エマ・マリス「気候変動にパニックに陥ることなく立ち向かう方法」【JOCV Day179】
エマ・マリスという米国のサイエンスライターがいる。主に自然環境に関する記事が専門で、NatureやNational Geographicに多くの記事を投稿している。自然に対する私自身の考えに大きな影響を与えてくれている人で、このnoteでも以前に取り上げた。
昨日のニューヨーク・タイムズにエマ・マリス先生のオピニオンが掲載されていた。
「気候変動にパニックに陥ることなく立ち向かう方法」となるだろうか。副題にもある通り、ストレスに向き合いつつ気候変動への闘いに参加するための5つのステップを紹介している。以下その内容を私なりに日本語に落とし込んだものである。
1) まずは自分は何もやっていないと恥じることを止める。
私たちの日常生活が気候変動に寄与してしまっていることは疑いようが無い。だがそれは金と権力を持つ人々が、この地球上で慎ましく生活することをほとんど不可能にするシステムを構築したからである。私たちはしばしば「すべての人が消費習慣を改めることで問題が解決できるだろう」と考え、実際に改められていない状況に直面して自己非難しているが、これでは本当に非難されるべき巨大企業や政府と闘っているとはいえない。まずは「正しい消費行動が気候変動と闘う唯一の方法だ」という幻想を捨てることだ。
2) 過度な倹約などの自己犠牲ではなく仕組みを変えることに焦点を当てる。
1) と重なる部分もあるが、気候変動の問題は個々人の犠牲によっては解決されない。気候変動と闘う政治家に投票したり、莫大な富を築いている企業や人々を追及することによって、抜本的な変化を起こすことができる。

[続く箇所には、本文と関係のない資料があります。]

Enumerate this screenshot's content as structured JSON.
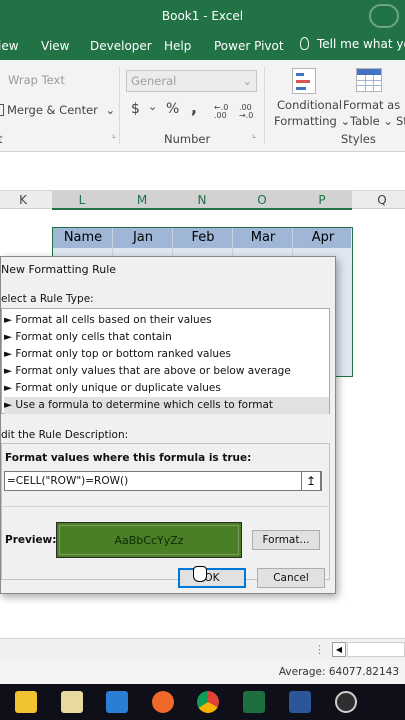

※エマ・マリスは自身が住んでいるオレゴン州での新規液化天然ガスプロジェクトへの抗議活動を行う団体に所属している。プロジェクトを中止できた際に抑えられる二酸化炭素の排出量は、プロジェクトの反対に署名をした約42,000人が排出する二酸化炭素の総量よりはるかに大きくなると述べている。
3) 既に活動している団体に参加してみる。
ひとりの人間だけでは大きな変化を起こすことはできないが、幸運にも気候変動活動に取り組んでいる団体がいくつかある。地域に根差して特定の化石燃料プロジェクトの停止に注力している団体があれば、世界各国のリーダーに倫理的圧力をかけることに注力している国際的な団体もある。気候変動は所得の不平等と不公平に関連しているため、もしあなたの情熱が人種差別撤廃や貧困者の権利のための闘いに向けられているのであれば、そのような活動もまた気候変動に闘っていることになる。
4) 自分ができることを見つけて無理の無い範囲で継続する。
特定分野の専門家にならなくても、既に持っているスキルとリソースを提供することで闘いに参加することができる。そして自分が持っていないようなスキルやリソースを持っている他の人たちも、それぞれ自分ができることすることで気候変動に立ち向かっていると信じよう。自身が持続できる範囲で無理せず継続し、燃え尽きないようにしよう。
5) 闘う相手だけでなく闘う目的を知る。
精神的健康とモチベーションを維持するためには、現実的なゴールをイメージすることが大切だ。密集しているけど住みやすい都市。公共交通機関と緑豊かな公園が並び、生きものでにぎわう都市。子どもたちが抗議デモに行く必要が無く、木登りで遊んでいる未来。恥じを捨て、活動に参加し、未来を望むことではじめて未来の実現が見えてくるのだ。
掲載されていた挿絵がとても印象的だった。
Emma Marris "How to Stop Freaking Out and Tackle Climate Change" より
地球から大地へと足をおろし、自分にできることを継続し、その活動の輪が次第に広がっていく。
燃えている地球に恐怖せず、足元の自然から始めていけば良いと改めて思わせてくれる記事だった。